A total of 138.6 Gb of raw 151 bp Illumina reads were sequenced (Supplementary Table S2). Quality filtering and trimming removed 6.5 Gb of sequence data. A recommended k-mer size of 101 bp and estimated genome size of 257 Mb was estimated from the short-read data (Supplementary Figure S1). LR data from the Pacbio Sequel II generated 86.8 Gb of raw data: this included 7,244,218 subreads with a mean length of 11,978.2 bp. All sequencing reads were deposited in the NCBI Sequence Read Archive (Accession No PRJNA751759). The ABySS assembly that used 100% of Illumina reads had the most contiguous genome and was used for the assembly (Supplementary Table S3). This AbySS SR assembly had a N50 of 0.011 Mb, 365,565 contigs, and 362 contigs longer than 50 Kb (Supplementary Table S3). The DBG2OLC assemblies (ABySS contigs + raw long reads) improved the assembly statistics but resulted in a smaller than expected genome (Table 1); here we calculated N50 of 0.132 Mb, 1840 contigs, and 1445 contigs longer than 50 Kb (Supplementary Table S4). The LR Canu assembly had an N50 of 8.706 Mb, and contained 1189 contigs, 821 of which were longer than 50 Kb (95.54%) (Table 1). The final merged and polished hybrid genome assembly—DGB2OLC assembly 1 + Canu—was 286.7 Mb with plastids removed. We estimated an N50 of 8.71 Mb, and consisted of 1158 scaffolds (Table 1). Step 4 resulted in the merger of three scaffolds and the subsequent removal of 30 short scaffolds by NCBI vetting. The GC content was 38.05% (Table 1). The polished genome has been deposited in the NCBI genome database (JAIOKV000000000).
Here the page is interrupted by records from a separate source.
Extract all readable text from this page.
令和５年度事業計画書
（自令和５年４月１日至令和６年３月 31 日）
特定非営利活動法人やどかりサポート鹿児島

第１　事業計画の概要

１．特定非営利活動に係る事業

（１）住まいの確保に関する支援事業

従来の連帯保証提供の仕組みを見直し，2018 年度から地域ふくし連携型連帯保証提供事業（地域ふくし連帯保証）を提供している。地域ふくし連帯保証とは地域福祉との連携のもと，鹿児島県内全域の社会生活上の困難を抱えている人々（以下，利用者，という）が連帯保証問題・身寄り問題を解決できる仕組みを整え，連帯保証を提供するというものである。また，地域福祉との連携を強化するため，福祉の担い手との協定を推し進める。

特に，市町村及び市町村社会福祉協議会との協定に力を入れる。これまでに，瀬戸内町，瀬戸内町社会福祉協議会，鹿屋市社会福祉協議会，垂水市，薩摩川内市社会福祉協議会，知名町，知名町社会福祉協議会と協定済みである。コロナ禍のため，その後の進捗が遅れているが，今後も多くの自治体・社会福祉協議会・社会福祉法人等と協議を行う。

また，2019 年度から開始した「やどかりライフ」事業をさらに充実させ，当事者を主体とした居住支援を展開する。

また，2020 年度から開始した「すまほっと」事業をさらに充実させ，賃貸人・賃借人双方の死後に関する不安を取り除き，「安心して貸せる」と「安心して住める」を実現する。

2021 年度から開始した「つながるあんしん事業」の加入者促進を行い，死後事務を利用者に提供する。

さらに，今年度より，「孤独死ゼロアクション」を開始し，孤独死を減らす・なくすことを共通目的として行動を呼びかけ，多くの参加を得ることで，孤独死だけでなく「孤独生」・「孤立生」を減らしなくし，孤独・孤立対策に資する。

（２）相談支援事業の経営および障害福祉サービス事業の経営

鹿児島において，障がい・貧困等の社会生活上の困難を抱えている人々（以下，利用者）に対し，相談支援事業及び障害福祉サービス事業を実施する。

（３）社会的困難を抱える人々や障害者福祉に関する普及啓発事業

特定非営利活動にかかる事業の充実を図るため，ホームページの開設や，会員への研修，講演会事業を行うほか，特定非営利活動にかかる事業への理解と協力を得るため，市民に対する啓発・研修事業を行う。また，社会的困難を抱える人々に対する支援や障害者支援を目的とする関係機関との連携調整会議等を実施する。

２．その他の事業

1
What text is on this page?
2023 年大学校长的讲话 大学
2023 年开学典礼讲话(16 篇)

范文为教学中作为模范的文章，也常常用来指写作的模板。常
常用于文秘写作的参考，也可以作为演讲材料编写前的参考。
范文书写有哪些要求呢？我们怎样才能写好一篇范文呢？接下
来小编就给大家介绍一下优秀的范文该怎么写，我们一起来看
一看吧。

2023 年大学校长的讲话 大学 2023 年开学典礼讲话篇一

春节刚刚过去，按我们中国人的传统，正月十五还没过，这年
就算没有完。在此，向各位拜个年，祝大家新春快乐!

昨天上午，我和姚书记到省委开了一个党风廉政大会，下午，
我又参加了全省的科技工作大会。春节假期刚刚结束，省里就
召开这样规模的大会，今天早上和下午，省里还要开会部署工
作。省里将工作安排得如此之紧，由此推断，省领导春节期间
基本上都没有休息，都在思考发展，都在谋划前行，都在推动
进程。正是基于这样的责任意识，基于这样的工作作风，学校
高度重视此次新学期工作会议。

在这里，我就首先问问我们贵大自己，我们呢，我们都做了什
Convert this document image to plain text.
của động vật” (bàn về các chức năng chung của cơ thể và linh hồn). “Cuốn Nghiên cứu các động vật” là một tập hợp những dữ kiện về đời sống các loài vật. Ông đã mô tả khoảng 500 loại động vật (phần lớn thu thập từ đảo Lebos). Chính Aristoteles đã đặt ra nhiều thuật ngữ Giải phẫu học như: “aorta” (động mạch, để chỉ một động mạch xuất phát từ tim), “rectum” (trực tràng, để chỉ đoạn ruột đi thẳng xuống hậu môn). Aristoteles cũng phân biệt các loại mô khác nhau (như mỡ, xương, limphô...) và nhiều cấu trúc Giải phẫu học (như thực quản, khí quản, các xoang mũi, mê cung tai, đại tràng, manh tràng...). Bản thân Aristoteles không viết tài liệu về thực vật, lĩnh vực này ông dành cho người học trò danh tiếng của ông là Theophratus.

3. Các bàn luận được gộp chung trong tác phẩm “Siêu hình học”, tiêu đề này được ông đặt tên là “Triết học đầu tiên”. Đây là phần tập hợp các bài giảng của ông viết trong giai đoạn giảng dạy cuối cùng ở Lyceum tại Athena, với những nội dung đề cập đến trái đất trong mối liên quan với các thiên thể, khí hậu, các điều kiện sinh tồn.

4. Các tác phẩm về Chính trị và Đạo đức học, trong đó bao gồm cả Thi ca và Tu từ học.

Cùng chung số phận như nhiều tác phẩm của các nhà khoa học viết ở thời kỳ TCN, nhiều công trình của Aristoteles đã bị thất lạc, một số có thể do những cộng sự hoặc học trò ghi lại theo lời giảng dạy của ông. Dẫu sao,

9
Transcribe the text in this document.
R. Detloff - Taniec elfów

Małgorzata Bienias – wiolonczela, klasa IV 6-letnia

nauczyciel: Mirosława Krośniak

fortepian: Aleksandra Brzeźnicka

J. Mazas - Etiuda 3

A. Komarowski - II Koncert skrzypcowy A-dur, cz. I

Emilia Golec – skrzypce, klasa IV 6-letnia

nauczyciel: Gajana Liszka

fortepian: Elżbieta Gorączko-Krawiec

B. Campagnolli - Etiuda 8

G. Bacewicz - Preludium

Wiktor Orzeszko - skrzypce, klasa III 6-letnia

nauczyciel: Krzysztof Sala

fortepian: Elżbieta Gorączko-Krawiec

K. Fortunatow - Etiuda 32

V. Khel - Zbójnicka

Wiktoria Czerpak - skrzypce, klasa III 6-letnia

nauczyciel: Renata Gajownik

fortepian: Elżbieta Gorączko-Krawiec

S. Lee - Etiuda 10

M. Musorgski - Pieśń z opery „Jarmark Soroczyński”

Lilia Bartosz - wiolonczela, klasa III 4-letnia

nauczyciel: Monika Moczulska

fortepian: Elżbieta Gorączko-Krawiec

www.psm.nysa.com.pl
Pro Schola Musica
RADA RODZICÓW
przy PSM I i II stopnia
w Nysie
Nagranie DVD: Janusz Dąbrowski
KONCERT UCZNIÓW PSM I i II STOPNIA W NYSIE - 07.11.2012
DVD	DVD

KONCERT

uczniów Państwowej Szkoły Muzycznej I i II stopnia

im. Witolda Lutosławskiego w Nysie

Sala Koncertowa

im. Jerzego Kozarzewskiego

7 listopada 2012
We observed a high degree of synteny between our alignment and similar hybrid assembly of T. latifolia (Supplementary Figure S2), although mapping success of unrelated individuals was significantly higher in our genome (Supplementary Figure S3).

Table 1

Genome assembly statistics of our four-step hybrid assembly

	SR contig assembly—step 1	DB2OLC contig assembly—step 2	LR contig assembly—step 3	Merged polished scaffolds—step 4
Genome size (Mb)	263.74	193.16	287.63	286.77
Contigs/scaffolds	365,565	1,840	1,190	1,158
N50/L50	11.43 Kb/5,314	132.07 Kb/412	8.71 Mb/13	8.71 Mb/13
N90/L90	201 bp/193,744	52.95 Kb/1,358	58.92 Kb/530	58.94 Kb/523
Max sequence length	154.73 Kb	934.40 Kb	18.70 Mb	18.70 Mb
Scaffolds > 10 Kb	6,048	1,833	1,140	1,132
Scaffolds > 25 Kb	1,759	1,785	1,127	1,120
Scaffolds > 50 Kb	362	1,445	821	816
% of scaffolds > 50 Kb	9.46	92.34	95.54	95.59
GC content (%)	38.40	38.50	38.11	38.05

Short read (SR) contig assembly consists of contigs assembled from 100% of the Illumina reads using the ABySS assembler. The DBG2OLC assembler combined the 100% ABySS contigs and PacBio long reads. The long read (LR) contig assembly was generated from only PacBio long reads using Canu. The merged polished scaffolds are from merging the DBG2OLC assembly and LR contigs and were polished using Pilon.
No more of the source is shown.